税関の責任者と交渉に当たったのは海軍のジャイロ・モレイロ・ダ・シルヴァ軍曹で、交渉中、前大統領の右腕として知られたマウロ・シジ氏と携帯電話で話し、担当者にもつなげようとしたが、担当者が「それはできない」と断った。
するとジャイロ氏は「緊急なんだ」「大統領の任期が終わるまでに必要なんだ」「解放に必要な書類も準備中だ」と担当者に必死に食い下がった。
ボルソナロ氏はスキャンダル発覚直後、贈り物に関して「見たことも、得ることを頼みもしていない」と発言していた。
さらに9日付G1サイト(2)では、国税庁のジュリオ・セーザル・ヴィエイラ・ゴメス長官も同じく昨年12月29日に、グアルーリョスの税関に対し、贈り物を解放するよう、圧力をかけていたことが明らかにされた。同長官もこのときにマウロ・シジ氏の命令であることをほのめかしている。
加えて同日付エスタード紙(3)によると、同じく昨年12月29日に、その1カ月前にボルソナロ前大統領に手渡されたサウジからのもうひとつの贈り物である、時計や万年筆などの入った箱が「私的保管物」として登録されていた。空港で押収された贈り物を取り戻そうとする最後の試みが起きたのは前大統領夫妻が米国フロリダ州に渡航する前日のことで、それまでに宝石箱を取り戻し、私的保管物として手元に置きたかったのではないかと予測している。

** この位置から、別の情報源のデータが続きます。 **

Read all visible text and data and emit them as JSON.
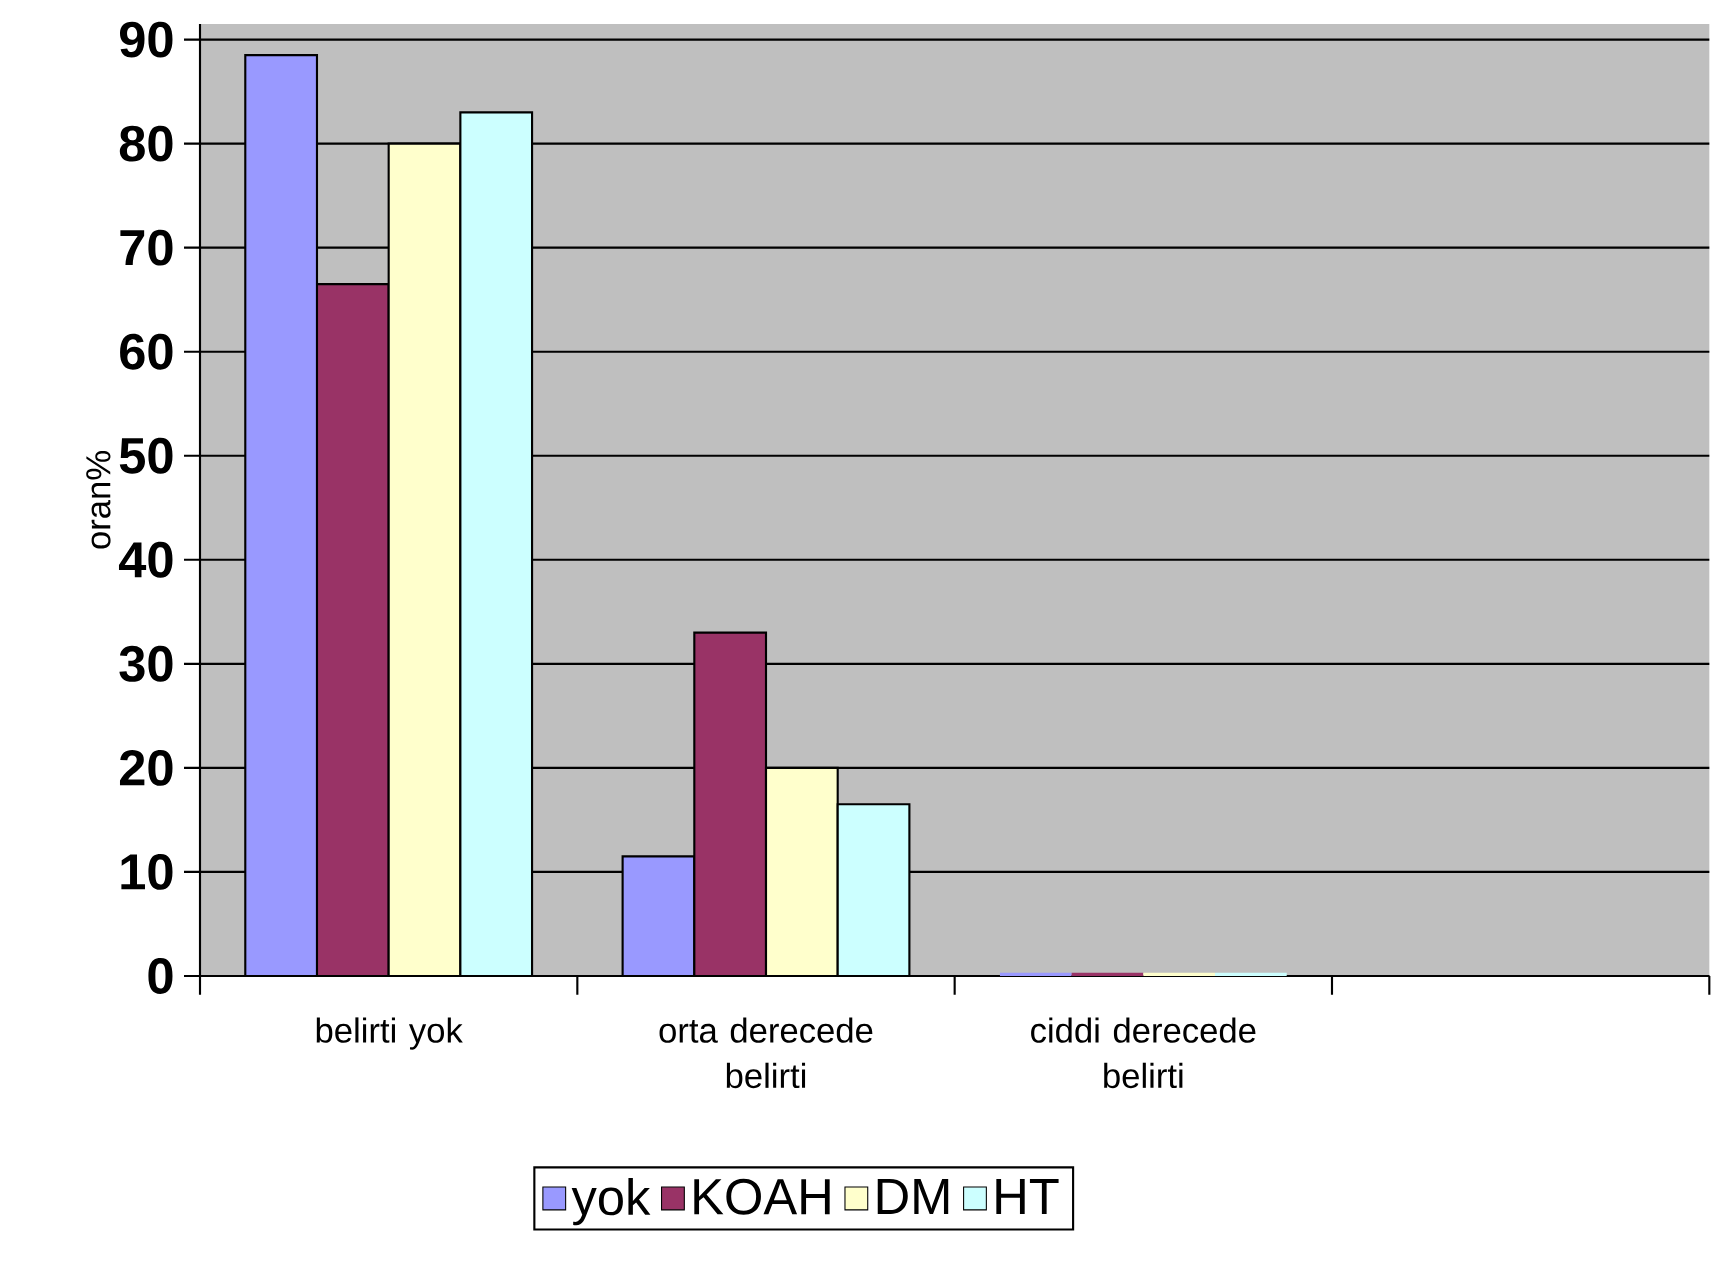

その「大統領の私的保管物」に関し、9日付フォーリャ紙(4)はボルソナロ氏が大統領任期の4年間で保管した贈呈物には時計44個、ナイフ74丁、ネックレス54個、ネクタイ112本、帽子618個、サッカーのシャツ448着、245個のマスクがあると報じた。9日、国立会計検査院(TCU)はボルソナロ氏に対し、サウジアラビアから持ち込まれた宝石類の使用や転売を禁止する命令を出している。
他方、上院の透明性委員会はサウジアラビアからの贈り物が賄賂ではないかを調べる意向であることを明らかにしている。オマル・アジス委員長(社会民主党・PSD)は、「大統領夫人に1600万レアルもするプレゼントを贈る話など、聞いたことがない」と語っている。